Die Europäische Kommission -

gestützt auf den Vertrag über die Arbeitsweise der Europäischen Union,

gestützt auf die Verordnung (EG) Nr. 6/2002 des Rates vom 12. Dezember 2001 über das Unionsgeschmacksmuster 1, insbesondere auf Artikel 28a, Artikel 36a, Artikel 37a, Artikel 42a, Artikel 44a, Artikel 49a, Artikel 50c, Artikel 50f, Artikel 50h, Artikel 51a, Artikel 70a, Artikel 73a, Artikel 75a, Artikel 98a und Artikel 105a,

in Erwägung nachstehender Gründe:

(1) Mit der Verordnung (EG) Nr. 6/2002 wurde ein unionseigenes System zum Schutz von Geschmacksmustern geschaffen, der auf Unionsebene auf der Grundlage einer Anmeldung beim Amt der Europäischen Union für geistiges Eigentum (im Folgenden "Amt") gewährt wird.

(2) Mit der Verordnung (EU) 2024/2822 des Europäischen Parlaments und des Rates 2 wurden die der Kommission gemäß der Verordnung (EG) Nr. 6/2002 übertragenen Befugnisse an Artikel 290 und 291 des Vertrags über die Arbeitsweise der Europäischen Union angeglichen. Um dem sich aus dieser Angleichung ergebenden neuen Rechtsrahmen zu entsprechen, sind im Wege von Durchführungsrechtsakten und delegierten Rechtsakten bestimmte Vorschriften zu erlassen. Diese neuen Vorschriften sollten die geltenden Bestimmungen der Verordnung (EG) Nr. 2245/2002 der Kommission 3 ersetzen.

(3) Im Interesse der Rechtssicherheit, Kohärenz und Vereinfachung sollten die mit dieser Verordnung zu erlassenden Vorschriften so weit wie möglich an die Vorschriften für Unionsmarken gemäß der Durchführungsverordnung (EU) 2018/626 der Kommission 4 angeglichen werden.

(4) Aus Gründen der Klarheit, Rechtssicherheit und Effizienz sowie im Hinblick auf die Erleichterung der Anmeldung von Unionsgeschmacksmustern ist es von wesentlicher Wichtigkeit, die obligatorischen und fakultativen Angaben klar und erschöpfend festzulegen, die in der Anmeldung - einschließlich in Sammelanmeldungen - eines eingetragenen Unionsgeschmacksmusters enthalten sein müssen, und gleichzeitig unnötigen Verwaltungsaufwand zu vermeiden.

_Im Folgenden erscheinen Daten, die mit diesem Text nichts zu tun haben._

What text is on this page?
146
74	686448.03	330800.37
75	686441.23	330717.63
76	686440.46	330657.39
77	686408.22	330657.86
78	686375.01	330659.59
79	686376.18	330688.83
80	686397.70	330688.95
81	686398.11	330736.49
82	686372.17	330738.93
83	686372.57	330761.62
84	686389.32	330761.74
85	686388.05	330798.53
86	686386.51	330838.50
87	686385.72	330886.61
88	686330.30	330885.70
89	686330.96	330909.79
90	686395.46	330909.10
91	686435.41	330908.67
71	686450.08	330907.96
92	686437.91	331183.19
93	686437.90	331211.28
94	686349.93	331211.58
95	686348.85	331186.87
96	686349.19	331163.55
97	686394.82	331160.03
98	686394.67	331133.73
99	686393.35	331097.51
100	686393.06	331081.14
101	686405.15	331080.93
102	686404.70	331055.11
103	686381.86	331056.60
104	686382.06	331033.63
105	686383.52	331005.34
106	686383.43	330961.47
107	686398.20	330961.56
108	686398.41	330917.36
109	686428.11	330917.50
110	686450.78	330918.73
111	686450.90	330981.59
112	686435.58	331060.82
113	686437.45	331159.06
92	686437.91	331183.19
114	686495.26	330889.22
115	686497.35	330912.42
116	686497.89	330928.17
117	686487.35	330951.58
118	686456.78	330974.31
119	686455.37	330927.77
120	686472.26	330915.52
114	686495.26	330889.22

(5) Mit der Verordnung (EU) 2024/2822 werden die Begriffsbestimmungen von Geschmacksmustern und Erzeugnissen auf neue Geschmacksmuster ausgeweitet, die nicht in physischen Erzeugnissen enthalten sind. Unter Berücksichtigung der technischen Fortschritte bei der Visualisierung von Geschmacksmustern und der Bedürfnisse des Wirtschaftszweigs der Union in Bezug auf neue digitale Geschmacksmuster ist es notwendig, eine dynamische und animierte Wiedergabe von Geschmacksmustern mit allen geeigneten Mitteln unter Verwendung allgemein verfügbarer Technologien zu ermöglichen.

(6) Es ist angebracht, die Verfahren zu straffen, damit der Verwaltungsaufwand bei der Einreichung und Bearbeitung von Prioritätsansprüchen verringert wird. Zu diesem Zweck sollten die für die Inanspruchnahme der Priorität einer früheren Anmeldung einzureichenden Unterlagen aus einer Kopie des früheren Antrags bestehen.

(7) Um die Veröffentlichung aller Informationen über die Eintragung eines Unionsgeschmacksmusters zu gewährleisten, die aus Gründen der Transparenz und der Rechtssicherheit und nach der Erweiterung der technischen Mittel für die visuelle Wiedergabe eines Geschmacksmusters, einschließlich dynamischer oder animierter Darstellungen, erforderlich ist, sollte es dem Amt gestattet sein, die Eintragung eines Unionsgeschmacksmusters zu veröffentlichen, indem es die Wiedergabe des Geschmacksmusters elektronisch zugänglich macht.

(8) Aus denselben Gründen sollte es außerdem zulässig sein, dass das Amt Eintragungsurkunden ausstellt, in denen die Wiedergabe eines Geschmacksmusters durch einen elektronischen Zugang zu der jeweiligen Datei erfolgt.

(9) Gemäß der Verordnung (EU) 2024/2822 können Anträge auf Änderung der Wiedergabe eines Unionsgeschmacksmusters auch im Fall von unwesentlichen Einzelheiten gestellt werden, wodurch die Möglichkeit eines teilweisen Verzichts oder einer teilweisen Nichtigerklärung eines eingetragenen Unionsgeschmacksmusters abgeschafft wird. Im Interesse der Klarheit und Rechtssicherheit ist es wichtig, die Anforderungen an einen Antrag auf Änderung der Wiedergabe eines Unionsgeschmacksmusters klar und erschöpfend festzulegen.